Ninguna de las tres plantas que hay en la zona puede producir
17 mar 2012 . Actualizado a las 07:00 h.El comité de empresa de la planta de biodiésel de Infinita Renovables en Ferrol, ubicada en el puerto exterior, denunció ayer que la falta de proteccionismo del Gobierno central con la producción nacional aboca al sector «al cierre».
Detrás de esa afirmación está el hecho de que las tres factorías que hay en la zona están paralizadas, lo que inutiliza más de 150 millones de euros de inversión, buena parte de ella realizada con ayudas públicas.
La mencionada factoría de Infinita requirió una aportación económica de ochenta millones de euros. A ellos hay que sumar los 47,7 millones de la zaragozana Entabán. Esta se ha quedado ya prácticamente sin plantilla después de un goteo incesante de despidos tras arrancar en el 2008 con casi cuarenta empleados. Entre ambas instalaciones suman 73.000 metros cuadrados de terreno ocupado en el puerto exterior de Ferrol, una zona privilegiada. A ese asentamiento, no obstante, no se le está sacando partido alguno.

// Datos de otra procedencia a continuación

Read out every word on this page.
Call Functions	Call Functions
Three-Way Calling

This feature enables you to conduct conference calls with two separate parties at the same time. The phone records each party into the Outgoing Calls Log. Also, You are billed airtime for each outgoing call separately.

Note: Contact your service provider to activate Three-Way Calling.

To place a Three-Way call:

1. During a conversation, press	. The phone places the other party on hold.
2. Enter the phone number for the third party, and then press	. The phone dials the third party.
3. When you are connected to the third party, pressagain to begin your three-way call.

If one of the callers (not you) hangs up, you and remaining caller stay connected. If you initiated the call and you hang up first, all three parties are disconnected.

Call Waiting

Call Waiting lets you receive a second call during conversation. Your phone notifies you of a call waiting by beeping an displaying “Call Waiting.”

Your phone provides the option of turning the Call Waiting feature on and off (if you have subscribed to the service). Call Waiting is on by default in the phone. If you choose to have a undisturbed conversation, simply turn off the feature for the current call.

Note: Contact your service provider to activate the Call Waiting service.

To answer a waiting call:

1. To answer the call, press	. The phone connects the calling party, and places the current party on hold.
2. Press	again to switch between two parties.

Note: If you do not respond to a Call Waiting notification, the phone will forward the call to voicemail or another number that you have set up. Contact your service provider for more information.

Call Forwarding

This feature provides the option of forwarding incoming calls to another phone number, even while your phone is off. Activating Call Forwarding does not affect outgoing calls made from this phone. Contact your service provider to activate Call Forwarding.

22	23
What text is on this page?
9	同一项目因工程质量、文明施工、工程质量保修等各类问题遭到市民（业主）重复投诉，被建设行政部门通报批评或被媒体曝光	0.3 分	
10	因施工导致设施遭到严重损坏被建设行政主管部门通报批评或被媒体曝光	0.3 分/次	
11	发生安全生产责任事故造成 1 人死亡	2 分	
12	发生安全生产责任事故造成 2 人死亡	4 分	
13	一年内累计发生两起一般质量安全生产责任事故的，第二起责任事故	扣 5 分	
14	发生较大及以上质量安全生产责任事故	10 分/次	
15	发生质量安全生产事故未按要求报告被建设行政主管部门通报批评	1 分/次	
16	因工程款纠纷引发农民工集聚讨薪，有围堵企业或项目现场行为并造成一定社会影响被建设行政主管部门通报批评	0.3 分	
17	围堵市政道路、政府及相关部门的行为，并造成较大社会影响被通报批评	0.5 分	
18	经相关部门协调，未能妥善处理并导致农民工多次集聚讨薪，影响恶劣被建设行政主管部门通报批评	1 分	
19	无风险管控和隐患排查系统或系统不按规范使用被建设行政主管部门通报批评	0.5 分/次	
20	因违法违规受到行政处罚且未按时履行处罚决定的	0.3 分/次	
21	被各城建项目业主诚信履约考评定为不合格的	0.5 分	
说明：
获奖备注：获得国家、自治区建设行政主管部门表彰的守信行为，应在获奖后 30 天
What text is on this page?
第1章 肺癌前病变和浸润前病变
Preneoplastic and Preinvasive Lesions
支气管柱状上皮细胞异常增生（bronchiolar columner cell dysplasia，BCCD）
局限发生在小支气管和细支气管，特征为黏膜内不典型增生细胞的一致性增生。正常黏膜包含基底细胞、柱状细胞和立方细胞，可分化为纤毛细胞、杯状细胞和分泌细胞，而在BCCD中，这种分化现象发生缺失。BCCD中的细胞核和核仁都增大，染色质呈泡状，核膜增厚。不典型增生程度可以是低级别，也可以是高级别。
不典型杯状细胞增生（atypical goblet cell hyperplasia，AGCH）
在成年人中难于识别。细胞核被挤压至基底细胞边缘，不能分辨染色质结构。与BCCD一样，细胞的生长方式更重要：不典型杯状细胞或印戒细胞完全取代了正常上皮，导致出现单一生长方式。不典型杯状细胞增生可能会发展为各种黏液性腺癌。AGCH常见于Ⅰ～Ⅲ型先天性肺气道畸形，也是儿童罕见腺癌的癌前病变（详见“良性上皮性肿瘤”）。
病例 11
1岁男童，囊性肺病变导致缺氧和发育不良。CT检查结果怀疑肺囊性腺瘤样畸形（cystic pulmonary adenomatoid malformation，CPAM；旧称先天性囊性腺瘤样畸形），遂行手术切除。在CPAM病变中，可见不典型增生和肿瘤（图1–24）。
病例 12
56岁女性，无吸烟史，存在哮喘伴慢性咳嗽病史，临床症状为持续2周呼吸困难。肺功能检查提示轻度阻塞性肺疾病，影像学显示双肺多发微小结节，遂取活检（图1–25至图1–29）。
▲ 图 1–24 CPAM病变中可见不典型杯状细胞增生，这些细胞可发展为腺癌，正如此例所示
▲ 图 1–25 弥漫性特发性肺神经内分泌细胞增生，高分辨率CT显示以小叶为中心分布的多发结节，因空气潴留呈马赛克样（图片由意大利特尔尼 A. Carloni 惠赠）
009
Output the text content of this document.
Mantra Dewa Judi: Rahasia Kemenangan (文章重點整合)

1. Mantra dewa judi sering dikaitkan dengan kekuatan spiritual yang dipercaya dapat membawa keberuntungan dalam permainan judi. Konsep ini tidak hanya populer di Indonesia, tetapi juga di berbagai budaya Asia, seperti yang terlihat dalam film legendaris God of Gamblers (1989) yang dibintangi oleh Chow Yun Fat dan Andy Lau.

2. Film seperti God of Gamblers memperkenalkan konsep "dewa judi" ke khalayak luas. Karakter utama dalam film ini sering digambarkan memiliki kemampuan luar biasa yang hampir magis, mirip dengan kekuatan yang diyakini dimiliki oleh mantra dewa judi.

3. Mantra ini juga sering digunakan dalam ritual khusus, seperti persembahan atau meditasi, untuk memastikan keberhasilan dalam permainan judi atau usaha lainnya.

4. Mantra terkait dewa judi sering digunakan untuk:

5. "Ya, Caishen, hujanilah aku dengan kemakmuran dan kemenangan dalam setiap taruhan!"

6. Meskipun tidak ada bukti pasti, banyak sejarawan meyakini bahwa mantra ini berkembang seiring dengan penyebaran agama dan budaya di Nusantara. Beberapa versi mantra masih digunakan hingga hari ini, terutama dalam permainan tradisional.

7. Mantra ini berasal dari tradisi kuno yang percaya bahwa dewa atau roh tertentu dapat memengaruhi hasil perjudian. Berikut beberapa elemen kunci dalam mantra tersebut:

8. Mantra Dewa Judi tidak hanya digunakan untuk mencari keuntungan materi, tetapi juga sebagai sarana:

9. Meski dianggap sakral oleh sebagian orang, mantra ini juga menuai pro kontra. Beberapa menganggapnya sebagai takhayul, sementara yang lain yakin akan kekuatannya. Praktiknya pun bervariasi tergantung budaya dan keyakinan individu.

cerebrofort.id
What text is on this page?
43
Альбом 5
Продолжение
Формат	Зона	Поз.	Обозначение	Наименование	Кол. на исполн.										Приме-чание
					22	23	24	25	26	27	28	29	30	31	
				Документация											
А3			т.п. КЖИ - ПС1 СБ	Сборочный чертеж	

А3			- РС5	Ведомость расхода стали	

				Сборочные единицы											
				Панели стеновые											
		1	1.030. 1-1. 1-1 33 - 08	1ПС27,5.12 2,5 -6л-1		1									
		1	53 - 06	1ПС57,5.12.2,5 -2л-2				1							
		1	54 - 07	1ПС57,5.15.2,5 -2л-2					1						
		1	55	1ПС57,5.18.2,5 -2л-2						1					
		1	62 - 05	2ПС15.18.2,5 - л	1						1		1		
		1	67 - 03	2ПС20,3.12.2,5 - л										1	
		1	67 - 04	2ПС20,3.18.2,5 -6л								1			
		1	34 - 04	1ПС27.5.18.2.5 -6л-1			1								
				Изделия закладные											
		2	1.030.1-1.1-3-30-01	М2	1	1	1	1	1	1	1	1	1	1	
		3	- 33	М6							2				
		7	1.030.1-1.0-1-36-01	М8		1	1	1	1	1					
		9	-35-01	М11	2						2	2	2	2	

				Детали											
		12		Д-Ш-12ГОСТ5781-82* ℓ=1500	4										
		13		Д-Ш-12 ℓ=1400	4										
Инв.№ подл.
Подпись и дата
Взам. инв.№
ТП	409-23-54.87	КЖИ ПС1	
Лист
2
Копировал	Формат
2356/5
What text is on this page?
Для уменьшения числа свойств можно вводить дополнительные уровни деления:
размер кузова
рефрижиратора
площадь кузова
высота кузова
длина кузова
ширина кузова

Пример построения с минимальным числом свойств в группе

Biocarburantes Peninsulares, con sede social en Madrid, levantó una planta de biodiésel en el polígono naronés de Río do Pozo con una inversión de unos 25 millones de euros que está ya acabada pero nunca ha entrado en funcionamiento. Otro ejemplo del estrepitoso fracaso de un sector llamado a dinamizar la economía de la comarca.
Las causas
Las causas de esta situación hay que buscarlas en el hecho de que el Gobierno de España nunca ha aplicado medidas proteccionistas con el biodiésel que se genera en el territorio nacional. La competencia desleal de producto llegado a precio mucho más bajo de, por ejemplo, Estados Unidos o Argentina ha roto el mercado y ha llevado a esta situación.